Prof. Dr. Burak Berk Üstündağ's research project titled "Development of a Seismic Risk Monitoring Method with Terrestrial Stress-Strain Measurements and Data Fusion Based on Deep Learning (Yersel Gerilme-Şekil Değiştirme Ölçümleri ve Derin Öğrenmeye Dayalı Veri Füzyonu ile Sismik Risk İzleme Yöntemi Geliştirilmesi)" was entitled to be supported within the scope of TUBITAK ARDEB-1001 Earthquake Research Special Call.

We congratulate Prof. Dr. Üstündağ and wish him success in the project.



Project Abstract:
Since the North Anatolian Fault and its neighboring fault systems cause relatively shallow earthquakes which increase the potential damage rate. Depending on the occurrence frequency of this kind of earthquake and redundancy problems of existing buildings, earthquakes have become the main disaster risk in Turkey. Approximate seismic risk estimations can be done at decades level according to fault sizes, displacement speeds, and the past earthquake periods. However, any method that reliably determines seismic risk variation in shorter times has not been proven yet. Electrostatic Stress Monitoring (ESM) system has first been applied for the patent in 1999 and granted for funding by ITU Scientific Projects Unit starting from 2000. Its 20 years long acquired data has just begun to enable machine learning techniques for analysis of seismic risk relations due to the requirement for a satisfactory amount of independent earthquakes having magnitudes greater than 3. Preliminary studies have shown that ESM field patterns provide at least 4 times higher probability concerning the expected value of earthquake occurrence probability characterized by the Poisson distribution. For example, when 3000 independents (short-term) M>3 earthquakes occurred within 100km range to ESM stations have been investigated for predictability in two hours time interval, it has been determined that approximate normal distribution value of 4% can be increased to 17% level in real-time and prediction rate of 50%-50% balanced data set can be increased to 68%. 

A global stress-strain relation will be achieved by the proposed regional seismic risk monitoring system. Stresses will be measured by ESM stations whereas strains achieved by InSAR images. In the method, the CORS network, ground GPSs and InSAR data will be utilized to be input data. Hereafter, the spatio-temporal geographical data layer will be created by deep learning algorithms. The existing stations will be utilized for the development of the procedure. Microseismic activities will be measured from the stations in Nilüfer while data of microseismic activities will be adopted from National Earthquake Network. The data achieved by ground GPSs will be shared with the coordinated research project. 

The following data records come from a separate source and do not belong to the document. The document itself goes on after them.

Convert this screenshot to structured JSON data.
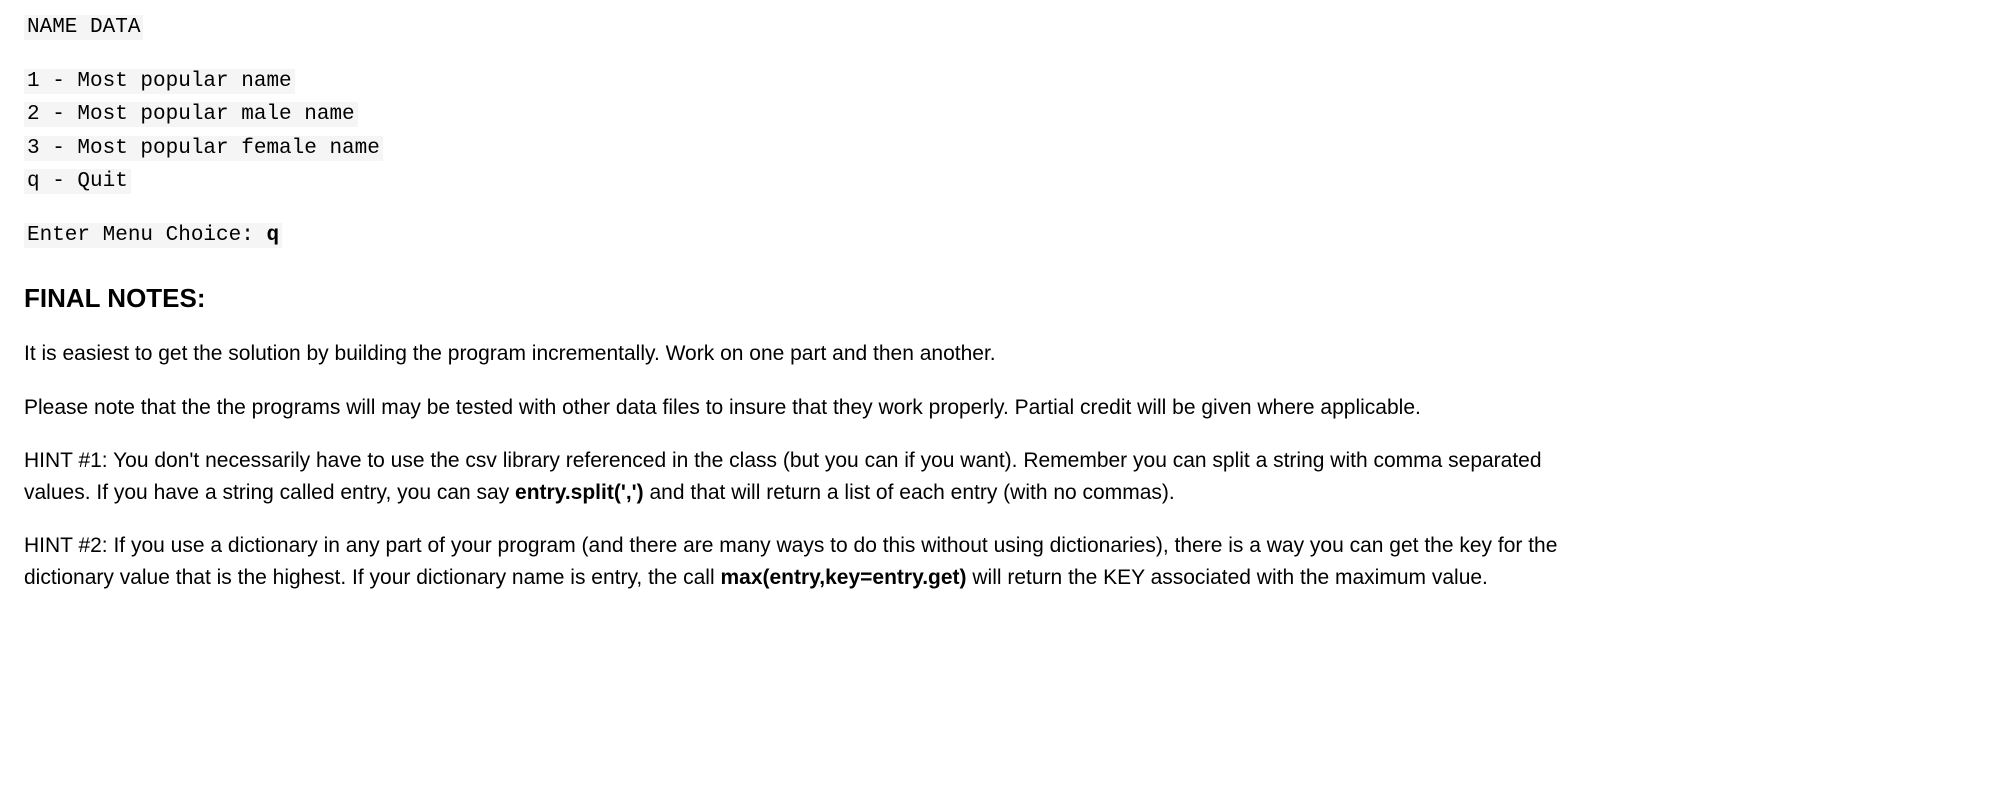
{
  "code": {
    "header": "NAME DATA",
    "opt1": "1 - Most popular name",
    "opt2": "2 - Most popular male name",
    "opt3": "3 - Most popular female name",
    "optq": "q - Quit",
    "prompt": "Enter Menu Choice: ",
    "input": "q"
  },
  "notes": {
    "heading": "FINAL NOTES:",
    "p1": "It is easiest to get the solution by building the program incrementally. Work on one part and then another.",
    "p2": "Please note that the the programs will may be tested with other data files to insure that they work properly. Partial credit will be given where applicable.",
    "hint1_a": "HINT #1: You don't necessarily have to use the csv library referenced in the class (but you can if you want). Remember you can split a string with comma separated values. If you have a string called entry, you can say ",
    "hint1_code": "entry.split(',')",
    "hint1_b": " and that will return a list of each entry (with no commas).",
    "hint2_a": "HINT #2: If you use a dictionary in any part of your program (and there are many ways to do this without using dictionaries), there is a way you can get the key for the dictionary value that is the highest. If your dictionary name is entry, the call ",
    "hint2_code": "max(entry,key=entry.get)",
    "hint2_b": " will return the KEY associated with the maximum value."
  }
}
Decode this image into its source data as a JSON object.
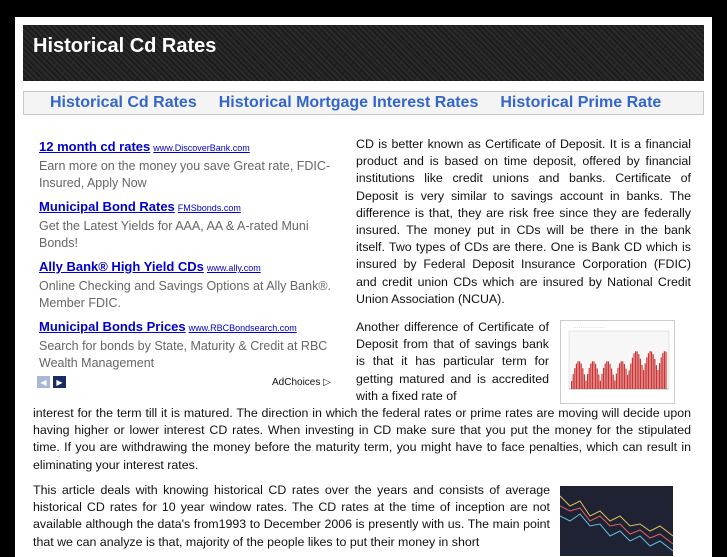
{
  "header": {
    "title": "Historical Cd Rates"
  },
  "nav": {
    "items": [
      "Historical Cd Rates",
      "Historical Mortgage Interest Rates",
      "Historical Prime Rate"
    ]
  },
  "ads": [
    {
      "title": "12 month cd rates",
      "url": "www.DiscoverBank.com",
      "desc": "Earn more on the money you save Great rate, FDIC-Insured, Apply Now"
    },
    {
      "title": "Municipal Bond Rates",
      "url": "FMSbonds.com",
      "desc": "Get the Latest Yields for AAA, AA & A-rated Muni Bonds!"
    },
    {
      "title": "Ally Bank® High Yield CDs",
      "url": "www.ally.com",
      "desc": "Online Checking and Savings Options at Ally Bank®. Member FDIC."
    },
    {
      "title": "Municipal Bonds Prices",
      "url": "www.RBCBondsearch.com",
      "desc": "Search for bonds by State, Maturity & Credit at RBC Wealth Management"
    }
  ],
  "ad_choices": "AdChoices",
  "article": {
    "p1": "CD is better known as Certificate of Deposit. It is a financial product and is based on time deposit, offered by financial institutions like credit unions and banks. Certificate of Deposit is very similar to savings account in banks. The difference is that, they are risk free since they are federally insured. The money put in CDs will be there in the bank itself. Two types of CDs are there. One is Bank CD which is insured by Federal Deposit Insurance Corporation (FDIC) and credit union CDs which are insured by National Credit Union Association (NCUA).",
    "p2a": "Another difference of Certificate of Deposit from that of savings bank is that it has particular term for getting matured and is accredited with a fixed rate of",
    "p2b": "interest for the term till it is matured. The direction in which the federal rates or prime rates are moving will decide upon having higher or lower interest CD rates. When investing in CD make sure that you put the money for the stipulated time. If you are withdrawing the money before the maturity term, you might have to face penalties, which can result in eliminating your interest rates.",
    "p3": "This article deals with knowing historical CD rates over the years and consists of average historical CD rates for 10 year window rates. The CD rates at the time of inception are not available although the data's from1993 to December 2006 is presently with us. The main point that we can analyze is that, majority of the people likes to put their money in short"
  },
  "colors": {
    "link": "#0000cc",
    "nav": "#3366cc",
    "chart_bar": "#cc3333"
  }
}
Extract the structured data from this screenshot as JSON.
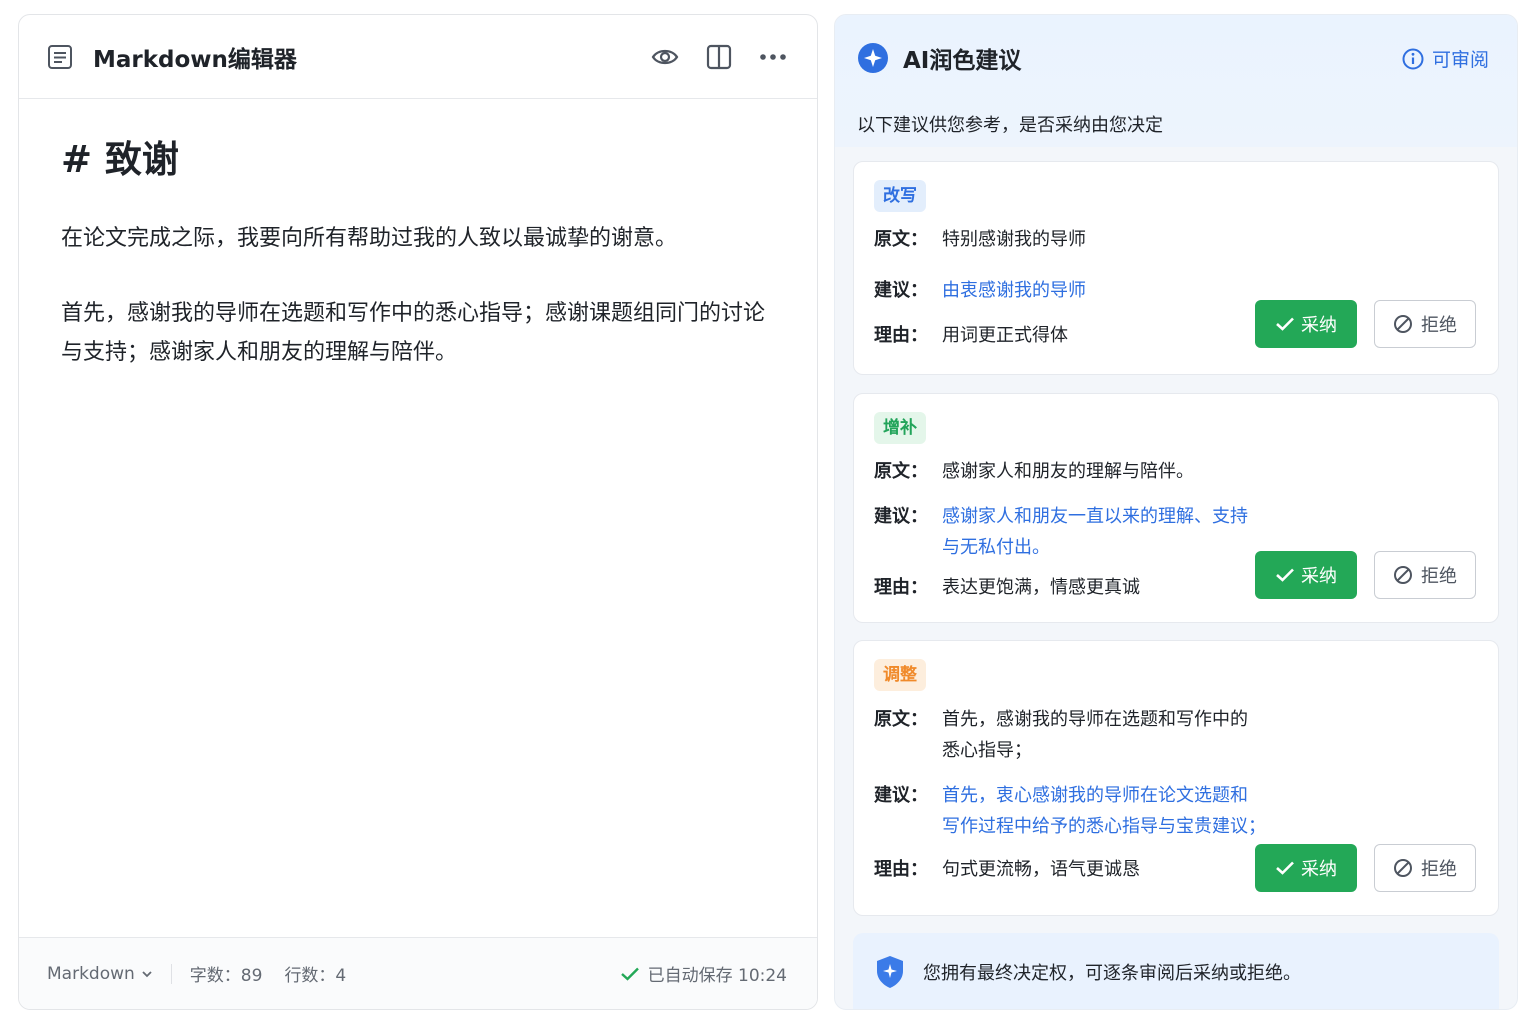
{
  "editor": {
    "title": "Markdown编辑器",
    "heading": "# 致谢",
    "paragraph1": "在论文完成之际，我要向所有帮助过我的人致以最诚挚的谢意。",
    "paragraph2": "首先，感谢我的导师在选题和写作中的悉心指导；感谢课题组同门的讨论与支持；感谢家人和朋友的理解与陪伴。",
    "footer": {
      "mode": "Markdown",
      "word_count": "字数：89",
      "line_count": "行数：4",
      "save_status": "已自动保存 10:24"
    },
    "icons": [
      "doc-icon",
      "eye-icon",
      "split-view-icon",
      "more-icon",
      "chevron-down-icon",
      "check-icon"
    ]
  },
  "ai_panel": {
    "title": "AI润色建议",
    "review_link": "可审阅",
    "subtitle": "以下建议供您参考，是否采纳由您决定",
    "labels": {
      "original": "原文：",
      "suggestion": "建议：",
      "reason": "理由："
    },
    "accept_label": "采纳",
    "reject_label": "拒绝",
    "suggestions": [
      {
        "tag": "改写",
        "original": "特别感谢我的导师",
        "suggestion": "由衷感谢我的导师",
        "reason": "用词更正式得体"
      },
      {
        "tag": "增补",
        "original": "感谢家人和朋友的理解与陪伴。",
        "suggestion_line1": "感谢家人和朋友一直以来的理解、支持",
        "suggestion_line2": "与无私付出。",
        "reason": "表达更饱满，情感更真诚"
      },
      {
        "tag": "调整",
        "original_line1": "首先，感谢我的导师在选题和写作中的",
        "original_line2": "悉心指导；",
        "suggestion_line1": "首先，衷心感谢我的导师在论文选题和",
        "suggestion_line2": "写作过程中给予的悉心指导与宝贵建议；",
        "reason": "句式更流畅，语气更诚恳"
      }
    ],
    "notice": "您拥有最终决定权，可逐条审阅后采纳或拒绝。",
    "colors": {
      "accent_blue": "#2f6fe0",
      "accept_green": "#23a857",
      "tag_green": "#22a45a",
      "tag_orange": "#f08a2a"
    }
  }
}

The total project duration is suggested as 24 months for the four work packages. In the first six months, existing measuring stations will be calibrated and integrated. Deep learning algorithms for data fusion and real-time time-series analyses will be developed between the 5th and 13th months. At the end of the first year, the coordinated project will share the processed InSAR and strain data for the evaluated pilot regions. Hereafter, model training will be performed. Using the collected data, a global-stress relation will be generated for the pilot regions. Three journal papers will be prepared from this project which focus on “data fusion using real-time ground measurements and deep learning algorithms”, “effect of distinct seismic risk indexes on time series”, and all comprehensive work to reach a regional seismic risk monitoring procedure. After the project, the project team will apply a patent for the developed procedure. In line with the 11th development plan, it will be possible to reduce loss of life and property by the proposed procedure since an earthquake will be sensed a few hours before its rupture. New jobs will be created by spreading the procedure throughout the country.